Das ist schwer zu sagen, weil so viele Faktoren mit hineinspielen. Eine bewußte Entscheidung ist es zunächst einmal nicht, wenn es politisch wird, dann sind das eher Alltagsbeschreibungen, wo man sich den Teil denken kann, um den es uns geht – bis vielleicht auf „Der Untergang des Abendlandes“, da hatten wir einfach mal Bock, etwas dazu zu sagen. Generell finde ich es schade, dass so wenige Bands politisch sind, weil sich das ja eigentlich nicht ausschließt. Manche haben wohl einfach Angst davor, gewisse Fangruppen zu verprellen – wenn uns Leute nicht mehr hören, weil wir ein Lied gegen Pegida gemacht geben, dann ist mir das eigentlich nur recht.



Bei „Meine Kneipe“ im Speziellen geht’s ja auch darum, dass gewisse Ansichten, Meinungen, Anschauungen in die Privatsphäre schwappen, habt Ihr selbst solche Erfahrungen schon gemacht?
Im Freundeskreis direkt jetzt nicht, aber wenn man bei Facebook auf alte Schulfreunde trifft und die posten plötzlich flüchtlingsfeindliche Artikel, da denkt man natürlich schon: 'Was ist denn mit dir los, mit dir hab ich zusammen Abitur gemacht?!' Jeder hat jetzt plötzlich eine Meinung und traut sich auch, die auszusprechen.

Was vor Euch liegt, ist leicht zu erraten: Nach Circus Halli Galli kommen nun die großen Hallen, vielleicht die großen Verträge – alles ‘grande‘ also. Toll so oder gibt’s da auch Sachen, die Angst machen, oder vor denen man zumindest Respekt hat?
Zunächst einmal ist das natürlich meganice, was da seit Januar alles passiert ist, dass so viele Leute zu unseren Konzerten kommen, mitsingen, das war vorher nie so krass der Fall. Und das ist gerade einfach nur extrem feierlich. Klar haben wir da jetzt auch Respekt vor, aber vor allem freuen wir uns darauf, eine geile Tour zu spielen, Schattenseiten haben wir da überhaupt noch nicht kennengelernt.

Selbst schon den verführerischen Ruf „Komm mal rüber bitte!“ vernommen und ablehnen müssen?
Ja schon, aber das bekommen wir gemeinsam ganz gut hin, daß wir nur die Sachen machen, auf die wir wirklich Bock haben.



Eure Videos, das fällt schon auf, sind allesamt kleine Kunstwerke – wie findet Ihr Eure Ideen und wer ist der Verspielteste von Euch?
Da ist Doz, unser Gitarrist, derjenige, der da ganz besonders hinterher ist, er hat von Anfang an viele Ideen gehabt und hängt sich immer mächtig ins Zeug, solche Sachen wie „Bitch“ zum Beispiel macht er sehr gut und sehr liebevoll.

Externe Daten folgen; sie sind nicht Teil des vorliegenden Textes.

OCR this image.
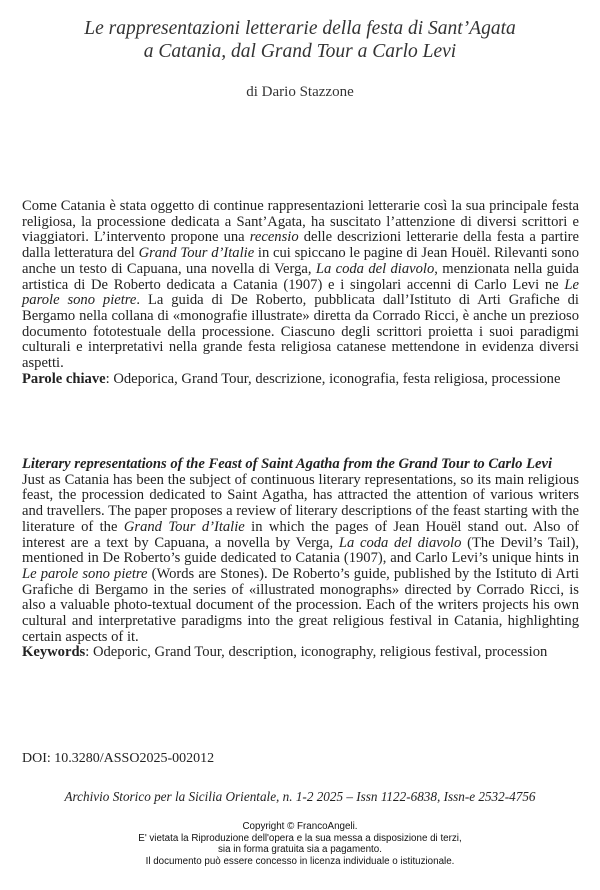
Le rappresentazioni letterarie della festa di Sant’Agata
a Catania, dal Grand Tour a Carlo Levi
di Dario Stazzone

Come Catania è stata oggetto di continue rappresentazioni letterarie così la sua principale festa religiosa, la processione dedicata a Sant’Agata, ha suscitato l’attenzione di diversi scrittori e viaggiatori. L’intervento propone una recensio delle descrizioni letterarie della festa a partire dalla letteratura del Grand Tour d’Italie in cui spiccano le pagine di Jean Houël. Rilevanti sono anche un testo di Capuana, una novella di Verga, La coda del diavolo, menzionata nella guida artistica di De Roberto dedicata a Catania (1907) e i singolari accenni di Carlo Levi ne Le parole sono pietre. La guida di De Roberto, pubblicata dall’Istituto di Arti Grafiche di Bergamo nella collana di «monografie illustrate» diretta da Corrado Ricci, è anche un prezioso documento fototestuale della processione. Ciascuno degli scrittori proietta i suoi paradigmi culturali e interpretativi nella grande festa religiosa catanese mettendone in evidenza diversi aspetti.

Parole chiave: Odeporica, Grand Tour, descrizione, iconografia, festa religiosa, processione

Literary representations of the Feast of Saint Agatha from the Grand Tour to Carlo Levi

Just as Catania has been the subject of continuous literary representations, so its main religious feast, the procession dedicated to Saint Agatha, has attracted the attention of various writers and travellers. The paper proposes a review of literary descriptions of the feast starting with the literature of the Grand Tour d’Italie in which the pages of Jean Houël stand out. Also of interest are a text by Capuana, a novella by Verga, La coda del diavolo (The Devil’s Tail), mentioned in De Roberto’s guide dedicated to Catania (1907), and Carlo Levi’s unique hints in Le parole sono pietre (Words are Stones). De Roberto’s guide, published by the Istituto di Arti Grafiche di Bergamo in the series of «illustrated monographs» directed by Corrado Ricci, is also a valuable photo-textual document of the procession. Each of the writers projects his own cultural and interpretative paradigms into the great religious festival in Catania, highlighting certain aspects of it.

Keywords: Odeporic, Grand Tour, description, iconography, religious festival, procession

DOI: 10.3280/ASSO2025-002012
Archivio Storico per la Sicilia Orientale, n. 1-2 2025 – Issn 1122-6838, Issn-e 2532-4756
Copyright © FrancoAngeli.
E' vietata la Riproduzione dell'opera e la sua messa a disposizione di terzi,
sia in forma gratuita sia a pagamento.
Il documento può essere concesso in licenza individuale o istituzionale.
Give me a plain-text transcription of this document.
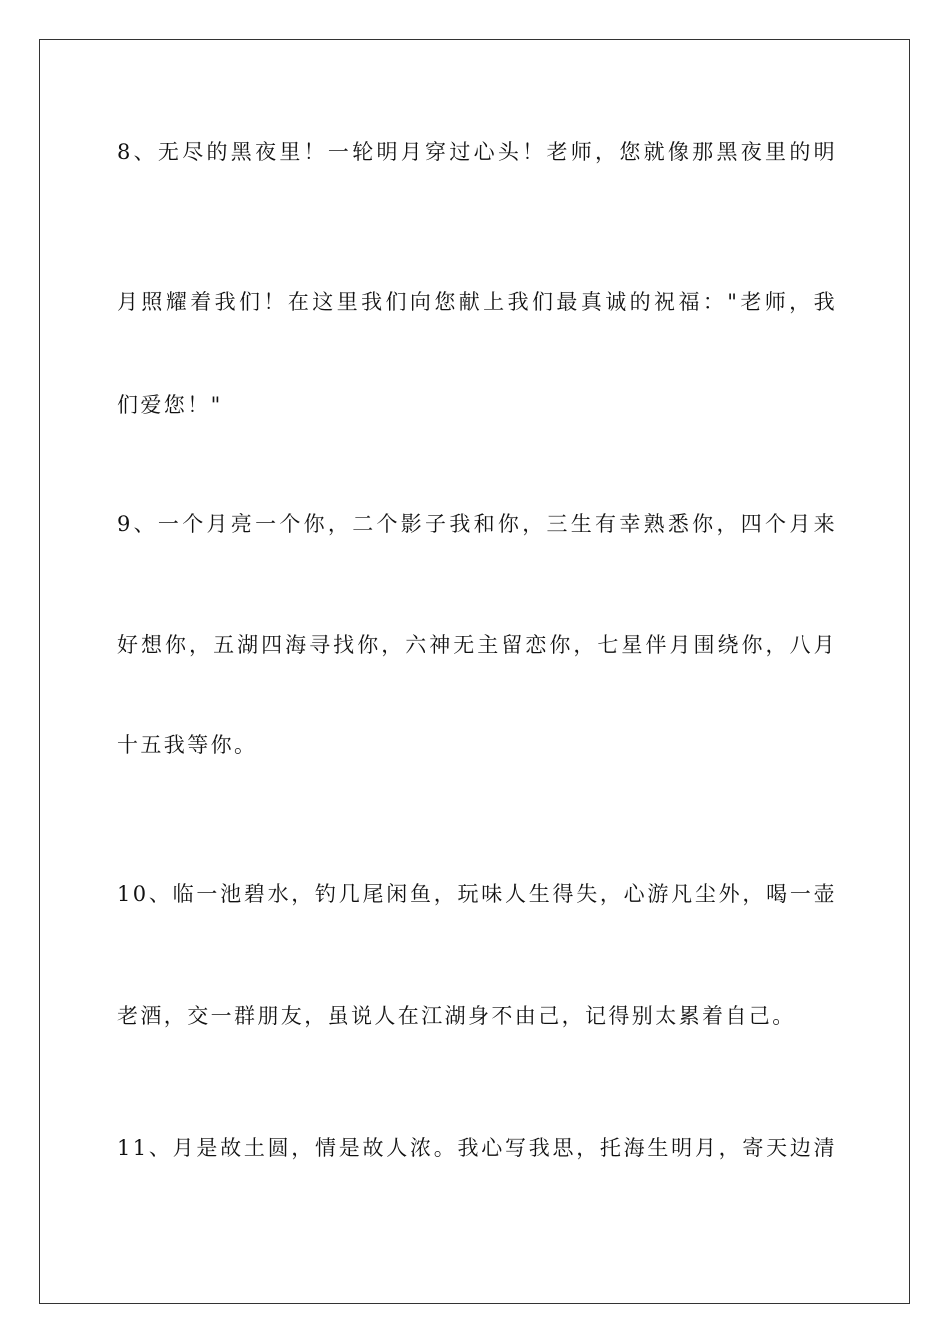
8、无尽的黑夜里！一轮明月穿过心头！老师，您就像那黑夜里的明
月照耀着我们！在这里我们向您献上我们最真诚的祝福："老师，我
们爱您！"
9、一个月亮一个你，二个影子我和你，三生有幸熟悉你，四个月来
好想你，五湖四海寻找你，六神无主留恋你，七星伴月围绕你，八月
十五我等你。
10、临一池碧水，钓几尾闲鱼，玩味人生得失，心游凡尘外，喝一壶
老酒，交一群朋友，虽说人在江湖身不由己，记得别太累着自己。
11、月是故土圆，情是故人浓。我心写我思，托海生明月，寄天边清
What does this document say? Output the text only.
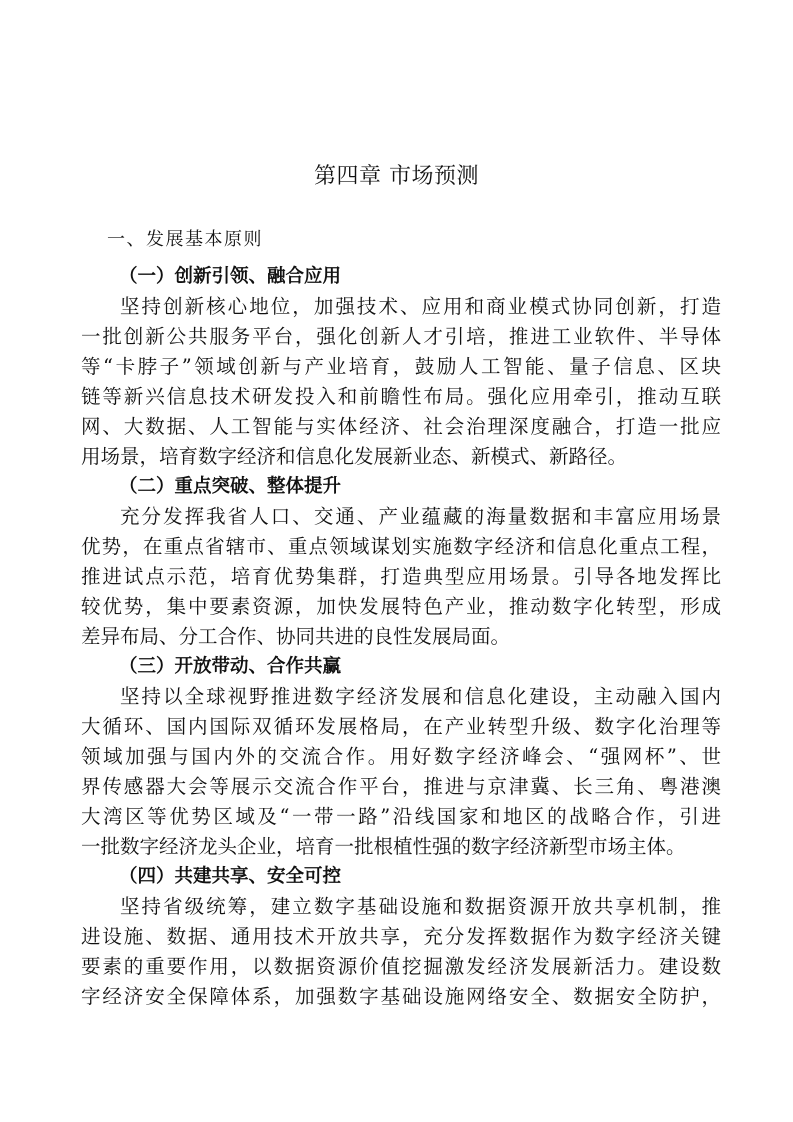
第四章 市场预测
一、发展基本原则
（一）创新引领、融合应用

坚持创新核心地位，加强技术、应用和商业模式协同创新，打造
一批创新公共服务平台，强化创新人才引培，推进工业软件、半导体
等“卡脖子”领域创新与产业培育，鼓励人工智能、量子信息、区块
链等新兴信息技术研发投入和前瞻性布局。强化应用牵引，推动互联
网、大数据、人工智能与实体经济、社会治理深度融合，打造一批应
用场景，培育数字经济和信息化发展新业态、新模式、新路径。

（二）重点突破、整体提升

充分发挥我省人口、交通、产业蕴藏的海量数据和丰富应用场景
优势，在重点省辖市、重点领域谋划实施数字经济和信息化重点工程，
推进试点示范，培育优势集群，打造典型应用场景。引导各地发挥比
较优势，集中要素资源，加快发展特色产业，推动数字化转型，形成
差异布局、分工合作、协同共进的良性发展局面。

（三）开放带动、合作共赢

坚持以全球视野推进数字经济发展和信息化建设，主动融入国内
大循环、国内国际双循环发展格局，在产业转型升级、数字化治理等
领域加强与国内外的交流合作。用好数字经济峰会、“强网杯”、世
界传感器大会等展示交流合作平台，推进与京津冀、长三角、粤港澳
大湾区等优势区域及“一带一路”沿线国家和地区的战略合作，引进
一批数字经济龙头企业，培育一批根植性强的数字经济新型市场主体。

（四）共建共享、安全可控

坚持省级统筹，建立数字基础设施和数据资源开放共享机制，推
进设施、数据、通用技术开放共享，充分发挥数据作为数字经济关键
要素的重要作用，以数据资源价值挖掘激发经济发展新活力。建设数
字经济安全保障体系，加强数字基础设施网络安全、数据安全防护，
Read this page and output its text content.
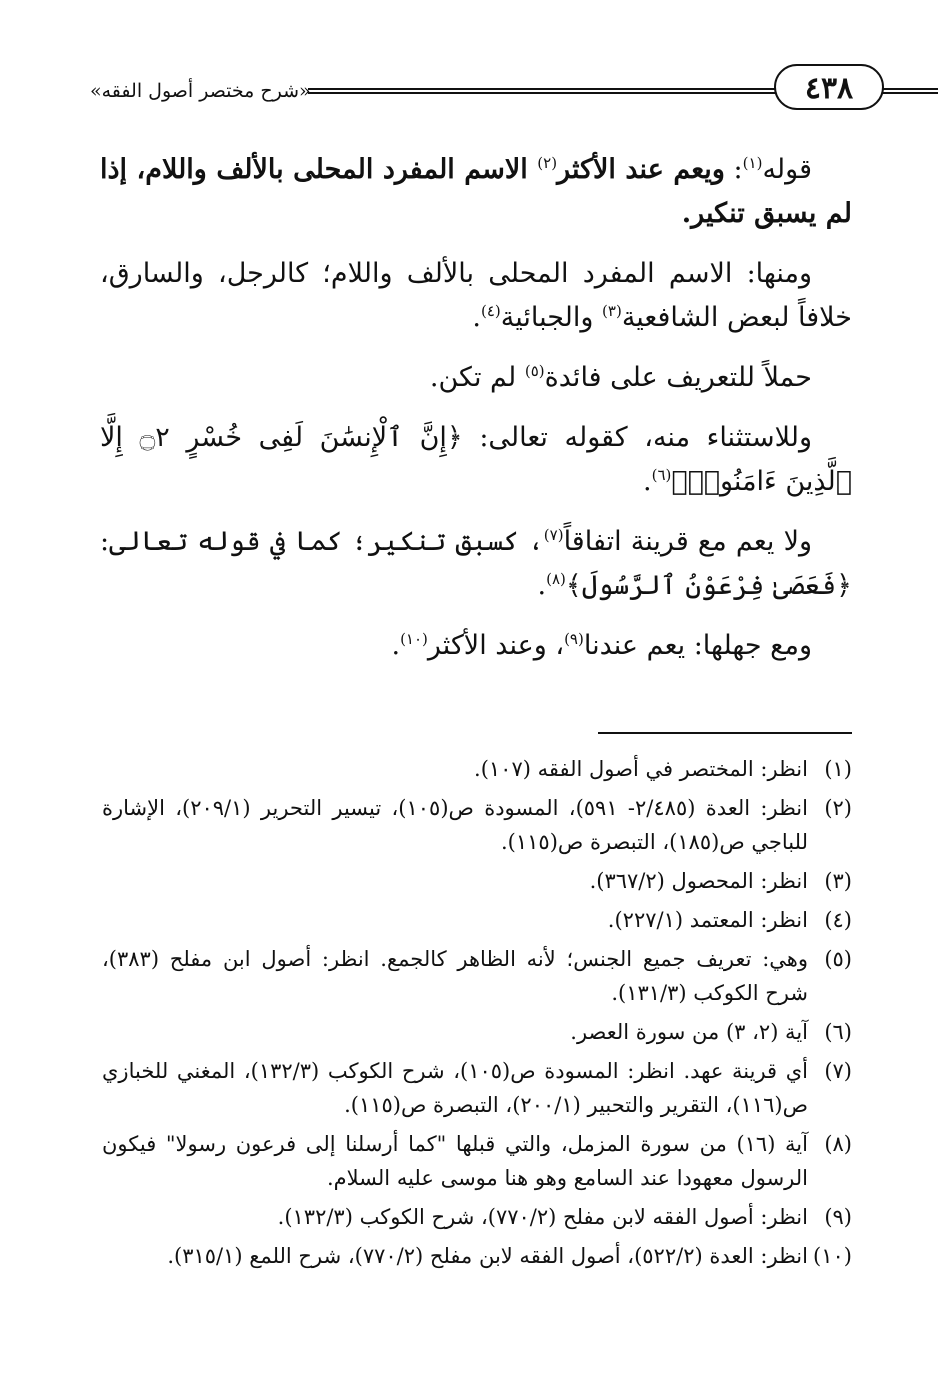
«شرح مختصر أصول الفقه»	٤٣٨

قوله$^{(١)}$: ويعم عند الأكثر$^{(٢)}$ الاسم المفرد المحلى بالألف واللام، إذا لم يسبق تنكير.

ومنها: الاسم المفرد المحلى بالألف واللام؛ كالرجل، والسارق، خلافاً لبعض الشافعية$^{(٣)}$ والجبائية$^{(٤)}$.

حملاً للتعريف على فائدة$^{(٥)}$ لم تكن.

وللاستثناء منه، كقوله تعالى: ﴿إِنَّ ٱلْإِنسَٰنَ لَفِى خُسْرٍ ۝٢ إِلَّا ٱلَّذِينَ ءَامَنُوا۟﴾$^{(٦)}$.

ولا يعم مع قرينة اتفاقاً$^{(٧)}$، كسبق تنكير؛ كما في قوله تعالى: ﴿فَعَصَىٰ فِرْعَوْنُ ٱلرَّسُولَ﴾$^{(٨)}$.

ومع جهلها: يعم عندنا$^{(٩)}$، وعند الأكثر$^{(١٠)}$.

(١)
انظر: المختصر في أصول الفقه (١٠٧).
(٢)
انظر: العدة (٢/٤٨٥- ٥٩١)، المسودة ص(١٠٥)، تيسير التحرير (٢٠٩/١)، الإشارة للباجي ص(١٨٥)، التبصرة ص(١١٥).
(٣)
انظر: المحصول (٣٦٧/٢).
(٤)
انظر: المعتمد (٢٢٧/١).
(٥)
وهي: تعريف جميع الجنس؛ لأنه الظاهر كالجمع. انظر: أصول ابن مفلح (٣٨٣)، شرح الكوكب (١٣١/٣).
(٦)
آية (٢، ٣) من سورة العصر.
(٧)
أي قرينة عهد. انظر: المسودة ص(١٠٥)، شرح الكوكب (١٣٢/٣)، المغني للخبازي ص(١١٦)، التقرير والتحبير (٢٠٠/١)، التبصرة ص(١١٥).
(٨)
آية (١٦) من سورة المزمل، والتي قبلها "كما أرسلنا إلى فرعون رسولا" فيكون الرسول معهودا عند السامع وهو هنا موسى عليه السلام.
(٩)
انظر: أصول الفقه لابن مفلح (٧٧٠/٢)، شرح الكوكب (١٣٢/٣).
(١٠)
انظر: العدة (٥٢٢/٢)، أصول الفقه لابن مفلح (٧٧٠/٢)، شرح اللمع (٣١٥/١).
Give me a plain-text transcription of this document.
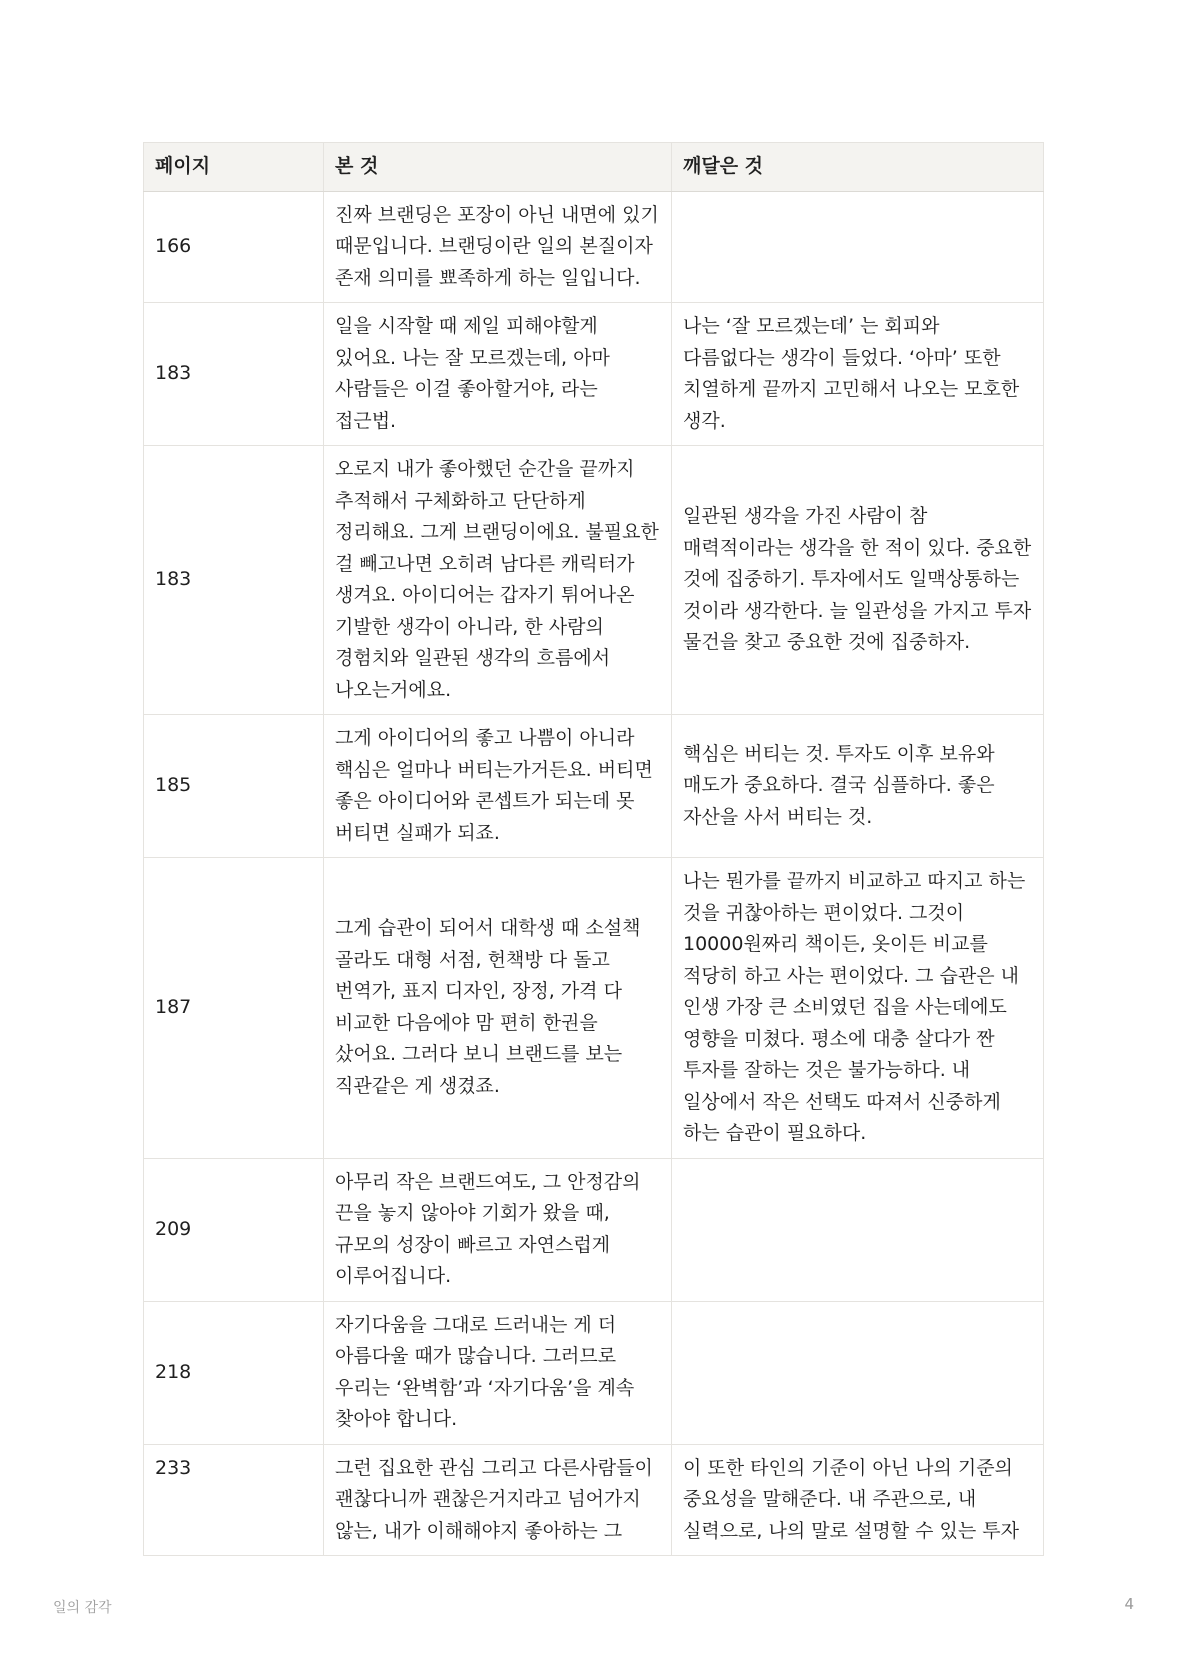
페이지	본 것	깨달은 것
166	진짜 브랜딩은 포장이 아닌 내면에 있기 때문입니다. 브랜딩이란 일의 본질이자 존재 의미를 뾰족하게 하는 일입니다.	
183	일을 시작할 때 제일 피해야할게 있어요. 나는 잘 모르겠는데, 아마 사람들은 이걸 좋아할거야, 라는 접근법.	나는 ‘잘 모르겠는데’ 는 회피와 다름없다는 생각이 들었다. ‘아마’ 또한 치열하게 끝까지 고민해서 나오는 모호한 생각.
183	오로지 내가 좋아했던 순간을 끝까지 추적해서 구체화하고 단단하게 정리해요. 그게 브랜딩이에요. 불필요한 걸 빼고나면 오히려 남다른 캐릭터가 생겨요. 아이디어는 갑자기 튀어나온 기발한 생각이 아니라, 한 사람의 경험치와 일관된 생각의 흐름에서 나오는거에요.	일관된 생각을 가진 사람이 참 매력적이라는 생각을 한 적이 있다. 중요한 것에 집중하기. 투자에서도 일맥상통하는 것이라 생각한다. 늘 일관성을 가지고 투자 물건을 찾고 중요한 것에 집중하자.
185	그게 아이디어의 좋고 나쁨이 아니라 핵심은 얼마나 버티는가거든요. 버티면 좋은 아이디어와 콘셉트가 되는데 못 버티면 실패가 되죠.	핵심은 버티는 것. 투자도 이후 보유와 매도가 중요하다. 결국 심플하다. 좋은 자산을 사서 버티는 것.
187	그게 습관이 되어서 대학생 때 소설책 골라도 대형 서점, 헌책방 다 돌고 번역가, 표지 디자인, 장정, 가격 다 비교한 다음에야 맘 편히 한권을 샀어요. 그러다 보니 브랜드를 보는 직관같은 게 생겼죠.	나는 뭔가를 끝까지 비교하고 따지고 하는 것을 귀찮아하는 편이었다. 그것이 10000원짜리 책이든, 옷이든 비교를 적당히 하고 사는 편이었다. 그 습관은 내 인생 가장 큰 소비였던 집을 사는데에도 영향을 미쳤다. 평소에 대충 살다가 짠 투자를 잘하는 것은 불가능하다. 내 일상에서 작은 선택도 따져서 신중하게 하는 습관이 필요하다.
209	아무리 작은 브랜드여도, 그 안정감의 끈을 놓지 않아야 기회가 왔을 때, 규모의 성장이 빠르고 자연스럽게 이루어집니다.	
218	자기다움을 그대로 드러내는 게 더 아름다울 때가 많습니다. 그러므로 우리는 ‘완벽함’과 ‘자기다움’을 계속 찾아야 합니다.	
233	그런 집요한 관심 그리고 다른사람들이 괜찮다니까 괜찮은거지라고 넘어가지 않는, 내가 이해해야지 좋아하는 그	이 또한 타인의 기준이 아닌 나의 기준의 중요성을 말해준다. 내 주관으로, 내 실력으로, 나의 말로 설명할 수 있는 투자
일의 감각	4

Es gibt hörbare Anklänge bei Element of Crime, wo und wie ordnet Ihr Euch selbst ein, welche Vorbilder könnte man benennen?
Wir hören selbst sehr, sehr unterschiedliche Sachen, da ist von Punk bis Hip Hop wirklich alles dabei. Ich selbst mußte früher, also als Kind, immer ganz viel Berliner Rundfunk 91,4 hören, und das hat mich vielleicht mehr geprägt als spätere Sachen, diese ganzen 60er, 70er und 80er Sachen.

Sind die Texte eigentlich eher da oder ist es die Musik?
Also maximal ein Satz am Anfang, weil Musik irgendwie viel leichter zu machen ist als ein Text, den mache ich dann zum Schluß auf den Song drauf.

Interessanterweise kann man sich eure Text auch gut als gerappt vorstellen, sie sind sehr tricky konstruiert und würden dort wohl auch funktionieren - …
Das stimmt, ich höre momentan zwar ganz wenig Musik, aber wenn, dann eher Hip Hop und Rap, insofern kann das schon stimmen.

„Bärwaldpark“, „Becks Ice“, wieviel Berlin steckt in Von Wegen Lisbeth?
Es ist natürlich schon so, daß man in Berlin sehr viele Möglichkeiten hat, als Band zu spielen und in vielen Clubs auftreten kann, wären wir aber beispielsweise in Braunschweig, würden wir wohl von dortigen Sachen singen. Aber klar, es steckt schon viel Berlin drin, so wie wir es halt mitbekommen und reflektieren.

Die kompletten Tourdaten finden sich auf der Website der Band, das Album "Grande" ist im Juli bei Columbia/Sony erschienen.